Rabbi Shai Piron
Rabbi Shai PironIsrael news photo: Flash 90

Education Minister Shai Piron announced Sunday that a program that would allow children to receive textbooks from schools and return them at the end of the school year will be expanded. The program will be expanded to include an additional 500 schools, with 1,800 schools participating in the program by next September.

For many Israeli parents, the purchase of textbooks and schoolbooks at the beginning of the school year is an untenable burden. Many parents are forced to buy new books, spending hundreds of shekels on each child's books – and for families with several children in school, the expenses can mount to several thousand shekels. Parents often run book swaps and used book markets on their own in neighborhoods over the summer, hoping to save money on at least a few of the books their children are required to have.

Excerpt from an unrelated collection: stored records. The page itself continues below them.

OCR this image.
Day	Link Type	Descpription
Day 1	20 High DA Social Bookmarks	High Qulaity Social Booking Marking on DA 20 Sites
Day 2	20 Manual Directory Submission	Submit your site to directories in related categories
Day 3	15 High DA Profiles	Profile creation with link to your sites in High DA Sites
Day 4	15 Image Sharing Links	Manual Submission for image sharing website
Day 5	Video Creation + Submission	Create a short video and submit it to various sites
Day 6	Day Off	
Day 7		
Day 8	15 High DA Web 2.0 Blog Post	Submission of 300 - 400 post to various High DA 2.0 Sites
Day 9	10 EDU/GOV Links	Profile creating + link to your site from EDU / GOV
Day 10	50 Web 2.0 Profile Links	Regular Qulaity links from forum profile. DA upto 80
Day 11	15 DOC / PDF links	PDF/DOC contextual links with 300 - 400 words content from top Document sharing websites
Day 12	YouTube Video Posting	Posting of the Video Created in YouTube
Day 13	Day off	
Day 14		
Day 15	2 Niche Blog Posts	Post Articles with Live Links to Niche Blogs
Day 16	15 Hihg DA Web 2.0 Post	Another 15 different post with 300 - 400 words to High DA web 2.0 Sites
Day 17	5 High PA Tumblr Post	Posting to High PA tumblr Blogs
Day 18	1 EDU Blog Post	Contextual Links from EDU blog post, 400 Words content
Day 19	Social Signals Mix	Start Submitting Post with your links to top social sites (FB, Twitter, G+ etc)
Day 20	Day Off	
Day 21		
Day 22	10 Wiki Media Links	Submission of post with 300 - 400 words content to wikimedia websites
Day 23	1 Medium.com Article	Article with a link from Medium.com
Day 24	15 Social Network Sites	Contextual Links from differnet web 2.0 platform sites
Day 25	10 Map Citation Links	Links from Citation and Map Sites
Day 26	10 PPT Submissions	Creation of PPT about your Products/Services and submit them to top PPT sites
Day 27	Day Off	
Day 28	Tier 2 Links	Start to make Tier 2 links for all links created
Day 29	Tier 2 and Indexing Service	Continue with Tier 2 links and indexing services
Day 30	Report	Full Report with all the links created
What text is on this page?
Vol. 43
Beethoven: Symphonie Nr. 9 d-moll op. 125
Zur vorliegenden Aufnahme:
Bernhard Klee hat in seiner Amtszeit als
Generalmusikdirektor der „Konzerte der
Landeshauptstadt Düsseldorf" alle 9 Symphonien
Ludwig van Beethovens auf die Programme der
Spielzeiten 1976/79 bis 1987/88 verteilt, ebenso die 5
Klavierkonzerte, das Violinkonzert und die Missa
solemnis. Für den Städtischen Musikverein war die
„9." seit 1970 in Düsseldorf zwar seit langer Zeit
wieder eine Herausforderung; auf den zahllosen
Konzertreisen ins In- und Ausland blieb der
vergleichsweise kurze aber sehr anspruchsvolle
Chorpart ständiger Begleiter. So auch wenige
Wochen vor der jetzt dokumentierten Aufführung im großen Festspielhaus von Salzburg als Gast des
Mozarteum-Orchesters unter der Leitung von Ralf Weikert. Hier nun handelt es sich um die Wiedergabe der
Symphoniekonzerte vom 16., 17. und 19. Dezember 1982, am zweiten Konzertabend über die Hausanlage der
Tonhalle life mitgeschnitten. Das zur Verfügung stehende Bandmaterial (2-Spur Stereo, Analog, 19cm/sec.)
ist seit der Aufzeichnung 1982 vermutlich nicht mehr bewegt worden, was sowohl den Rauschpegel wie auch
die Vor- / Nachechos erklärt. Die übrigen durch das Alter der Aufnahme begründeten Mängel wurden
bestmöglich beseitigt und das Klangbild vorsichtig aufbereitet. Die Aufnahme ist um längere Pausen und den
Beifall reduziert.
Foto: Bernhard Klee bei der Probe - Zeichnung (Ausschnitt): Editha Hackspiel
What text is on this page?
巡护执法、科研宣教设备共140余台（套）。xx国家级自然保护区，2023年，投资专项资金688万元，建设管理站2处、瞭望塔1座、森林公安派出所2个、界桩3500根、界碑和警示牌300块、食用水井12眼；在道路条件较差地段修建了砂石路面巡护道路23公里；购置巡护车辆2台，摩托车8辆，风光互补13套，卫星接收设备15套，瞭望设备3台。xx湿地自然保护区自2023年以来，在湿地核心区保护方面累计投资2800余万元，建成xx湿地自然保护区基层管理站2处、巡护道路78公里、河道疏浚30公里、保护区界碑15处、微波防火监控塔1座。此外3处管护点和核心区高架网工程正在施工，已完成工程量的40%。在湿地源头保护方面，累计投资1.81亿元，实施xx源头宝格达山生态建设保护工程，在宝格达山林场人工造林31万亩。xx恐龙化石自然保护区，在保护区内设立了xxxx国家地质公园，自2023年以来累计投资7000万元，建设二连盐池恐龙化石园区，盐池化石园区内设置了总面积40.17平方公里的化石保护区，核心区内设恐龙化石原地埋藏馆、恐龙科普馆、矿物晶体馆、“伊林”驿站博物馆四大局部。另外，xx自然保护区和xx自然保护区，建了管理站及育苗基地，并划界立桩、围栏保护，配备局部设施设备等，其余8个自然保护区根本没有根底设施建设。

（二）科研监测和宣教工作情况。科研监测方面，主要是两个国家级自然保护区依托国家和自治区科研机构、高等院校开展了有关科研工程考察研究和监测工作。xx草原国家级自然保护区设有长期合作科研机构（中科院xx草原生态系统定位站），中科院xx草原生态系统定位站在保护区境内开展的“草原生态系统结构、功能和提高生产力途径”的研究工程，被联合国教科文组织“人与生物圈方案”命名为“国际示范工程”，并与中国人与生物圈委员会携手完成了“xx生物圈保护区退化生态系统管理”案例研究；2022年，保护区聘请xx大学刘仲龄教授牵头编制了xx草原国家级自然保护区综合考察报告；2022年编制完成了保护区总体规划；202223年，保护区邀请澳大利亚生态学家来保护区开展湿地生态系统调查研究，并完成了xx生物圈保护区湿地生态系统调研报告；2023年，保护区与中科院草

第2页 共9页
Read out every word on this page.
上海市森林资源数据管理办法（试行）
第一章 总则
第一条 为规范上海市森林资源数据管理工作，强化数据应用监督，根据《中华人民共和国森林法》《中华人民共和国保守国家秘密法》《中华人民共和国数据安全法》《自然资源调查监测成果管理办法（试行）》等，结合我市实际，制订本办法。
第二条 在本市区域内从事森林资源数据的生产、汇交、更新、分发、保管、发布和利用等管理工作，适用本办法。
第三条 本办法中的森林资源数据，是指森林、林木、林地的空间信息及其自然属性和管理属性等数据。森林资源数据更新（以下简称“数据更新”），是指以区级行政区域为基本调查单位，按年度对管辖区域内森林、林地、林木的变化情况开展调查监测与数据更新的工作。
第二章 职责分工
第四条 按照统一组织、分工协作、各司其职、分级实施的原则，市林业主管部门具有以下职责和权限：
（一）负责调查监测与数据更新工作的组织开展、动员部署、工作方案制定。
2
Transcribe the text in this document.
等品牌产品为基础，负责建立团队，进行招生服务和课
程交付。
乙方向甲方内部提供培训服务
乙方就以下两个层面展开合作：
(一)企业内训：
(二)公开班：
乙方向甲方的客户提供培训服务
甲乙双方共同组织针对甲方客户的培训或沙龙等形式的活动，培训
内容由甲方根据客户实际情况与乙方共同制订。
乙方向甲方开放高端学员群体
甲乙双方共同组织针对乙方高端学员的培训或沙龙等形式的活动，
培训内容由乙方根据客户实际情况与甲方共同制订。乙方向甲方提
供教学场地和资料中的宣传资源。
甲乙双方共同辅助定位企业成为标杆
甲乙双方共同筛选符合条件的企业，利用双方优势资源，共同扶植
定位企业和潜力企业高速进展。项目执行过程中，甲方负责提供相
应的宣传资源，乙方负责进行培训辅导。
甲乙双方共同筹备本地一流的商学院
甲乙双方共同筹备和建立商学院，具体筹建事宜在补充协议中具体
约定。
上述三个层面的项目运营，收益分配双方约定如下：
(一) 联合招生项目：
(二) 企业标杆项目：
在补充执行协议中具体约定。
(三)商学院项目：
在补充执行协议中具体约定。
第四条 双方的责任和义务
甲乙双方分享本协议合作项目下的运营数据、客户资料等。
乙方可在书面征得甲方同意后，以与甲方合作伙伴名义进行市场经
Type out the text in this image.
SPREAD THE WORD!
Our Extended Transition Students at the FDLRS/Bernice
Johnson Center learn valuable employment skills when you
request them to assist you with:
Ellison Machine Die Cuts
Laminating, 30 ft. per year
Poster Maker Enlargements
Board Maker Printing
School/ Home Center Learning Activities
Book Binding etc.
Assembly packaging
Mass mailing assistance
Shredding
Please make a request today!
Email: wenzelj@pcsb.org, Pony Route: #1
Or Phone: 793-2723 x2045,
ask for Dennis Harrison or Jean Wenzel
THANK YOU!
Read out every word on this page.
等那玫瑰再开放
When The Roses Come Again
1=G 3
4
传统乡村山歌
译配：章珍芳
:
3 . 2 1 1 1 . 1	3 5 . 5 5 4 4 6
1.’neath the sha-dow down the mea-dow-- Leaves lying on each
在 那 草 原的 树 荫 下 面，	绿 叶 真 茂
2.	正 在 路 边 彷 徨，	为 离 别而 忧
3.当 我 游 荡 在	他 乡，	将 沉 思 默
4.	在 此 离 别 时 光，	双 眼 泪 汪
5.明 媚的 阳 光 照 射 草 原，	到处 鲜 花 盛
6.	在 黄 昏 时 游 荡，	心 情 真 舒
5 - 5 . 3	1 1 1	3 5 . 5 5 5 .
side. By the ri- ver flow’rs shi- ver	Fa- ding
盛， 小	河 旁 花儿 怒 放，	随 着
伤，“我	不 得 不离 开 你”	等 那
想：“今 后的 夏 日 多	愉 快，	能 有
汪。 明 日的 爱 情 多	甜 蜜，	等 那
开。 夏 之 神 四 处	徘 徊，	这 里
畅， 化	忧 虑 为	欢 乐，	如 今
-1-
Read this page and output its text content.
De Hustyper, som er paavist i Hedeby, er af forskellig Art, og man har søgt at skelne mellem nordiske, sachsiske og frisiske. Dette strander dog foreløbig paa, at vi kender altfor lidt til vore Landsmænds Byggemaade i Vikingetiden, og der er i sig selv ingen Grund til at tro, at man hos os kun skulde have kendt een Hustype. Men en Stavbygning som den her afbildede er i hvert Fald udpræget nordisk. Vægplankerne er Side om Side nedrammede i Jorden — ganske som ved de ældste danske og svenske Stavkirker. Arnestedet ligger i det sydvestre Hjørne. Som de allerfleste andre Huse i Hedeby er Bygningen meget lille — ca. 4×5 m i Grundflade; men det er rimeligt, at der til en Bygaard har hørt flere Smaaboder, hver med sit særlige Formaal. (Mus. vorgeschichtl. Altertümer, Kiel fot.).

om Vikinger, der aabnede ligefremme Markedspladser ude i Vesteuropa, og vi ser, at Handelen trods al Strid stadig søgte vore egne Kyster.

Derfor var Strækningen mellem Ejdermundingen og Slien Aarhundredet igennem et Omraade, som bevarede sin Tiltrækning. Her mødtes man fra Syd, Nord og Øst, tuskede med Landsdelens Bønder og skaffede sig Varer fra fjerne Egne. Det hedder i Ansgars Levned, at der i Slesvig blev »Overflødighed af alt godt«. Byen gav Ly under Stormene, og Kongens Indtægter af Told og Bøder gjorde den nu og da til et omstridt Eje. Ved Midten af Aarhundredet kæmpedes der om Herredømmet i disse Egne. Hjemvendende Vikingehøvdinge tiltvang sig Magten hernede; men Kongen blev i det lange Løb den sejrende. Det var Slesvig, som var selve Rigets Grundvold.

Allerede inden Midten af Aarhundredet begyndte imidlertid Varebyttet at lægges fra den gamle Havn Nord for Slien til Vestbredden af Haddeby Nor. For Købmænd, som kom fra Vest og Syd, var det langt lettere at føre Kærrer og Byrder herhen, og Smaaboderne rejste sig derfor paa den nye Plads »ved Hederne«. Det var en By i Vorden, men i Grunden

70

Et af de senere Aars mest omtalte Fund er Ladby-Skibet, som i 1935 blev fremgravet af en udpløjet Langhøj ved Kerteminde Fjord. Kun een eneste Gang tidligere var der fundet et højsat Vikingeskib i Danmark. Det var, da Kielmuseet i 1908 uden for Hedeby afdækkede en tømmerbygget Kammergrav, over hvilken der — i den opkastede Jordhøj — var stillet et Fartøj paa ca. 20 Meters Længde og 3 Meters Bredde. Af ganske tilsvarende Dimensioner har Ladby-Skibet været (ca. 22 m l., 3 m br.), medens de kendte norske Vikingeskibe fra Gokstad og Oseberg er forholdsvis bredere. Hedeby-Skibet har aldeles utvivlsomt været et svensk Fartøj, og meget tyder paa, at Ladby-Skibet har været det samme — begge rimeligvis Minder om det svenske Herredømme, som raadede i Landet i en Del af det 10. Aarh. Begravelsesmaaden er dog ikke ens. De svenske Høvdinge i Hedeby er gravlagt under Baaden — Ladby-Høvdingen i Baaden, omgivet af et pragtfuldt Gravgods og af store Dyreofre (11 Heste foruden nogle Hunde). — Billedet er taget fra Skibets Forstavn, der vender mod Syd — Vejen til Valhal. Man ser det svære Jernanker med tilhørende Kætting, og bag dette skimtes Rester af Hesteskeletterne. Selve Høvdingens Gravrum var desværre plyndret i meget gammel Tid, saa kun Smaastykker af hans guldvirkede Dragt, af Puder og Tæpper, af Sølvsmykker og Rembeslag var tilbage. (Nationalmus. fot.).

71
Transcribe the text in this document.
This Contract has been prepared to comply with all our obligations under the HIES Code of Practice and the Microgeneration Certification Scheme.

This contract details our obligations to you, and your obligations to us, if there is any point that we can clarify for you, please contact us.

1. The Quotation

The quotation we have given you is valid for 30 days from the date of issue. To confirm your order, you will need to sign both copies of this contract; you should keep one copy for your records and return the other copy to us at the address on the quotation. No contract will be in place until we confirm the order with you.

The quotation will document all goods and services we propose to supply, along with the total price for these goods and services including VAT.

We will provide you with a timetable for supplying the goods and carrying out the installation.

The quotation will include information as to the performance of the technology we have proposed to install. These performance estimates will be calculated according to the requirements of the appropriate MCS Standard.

Equally frustrating is the scrambling that parents and students have to go through to find the books, as many bookstores order only a limited number of copies; when stores run out, students and parents are often forced to comb through bookstores in multiple cities in order to find the book they need.

Under the textbook program, the school buys the books and lends them out to children. The budget for the program is around NIS 35 million ($9.5 million), and will not be cut, Piron's office said, after the Minister insisted that the program be exempted from budget cuts. “This is an important program that saves parents hundreds of shekels a year, and enables a greater equality among students, who will be able to open the school year with all the books they need for their classes,” Piron's office said in a statement.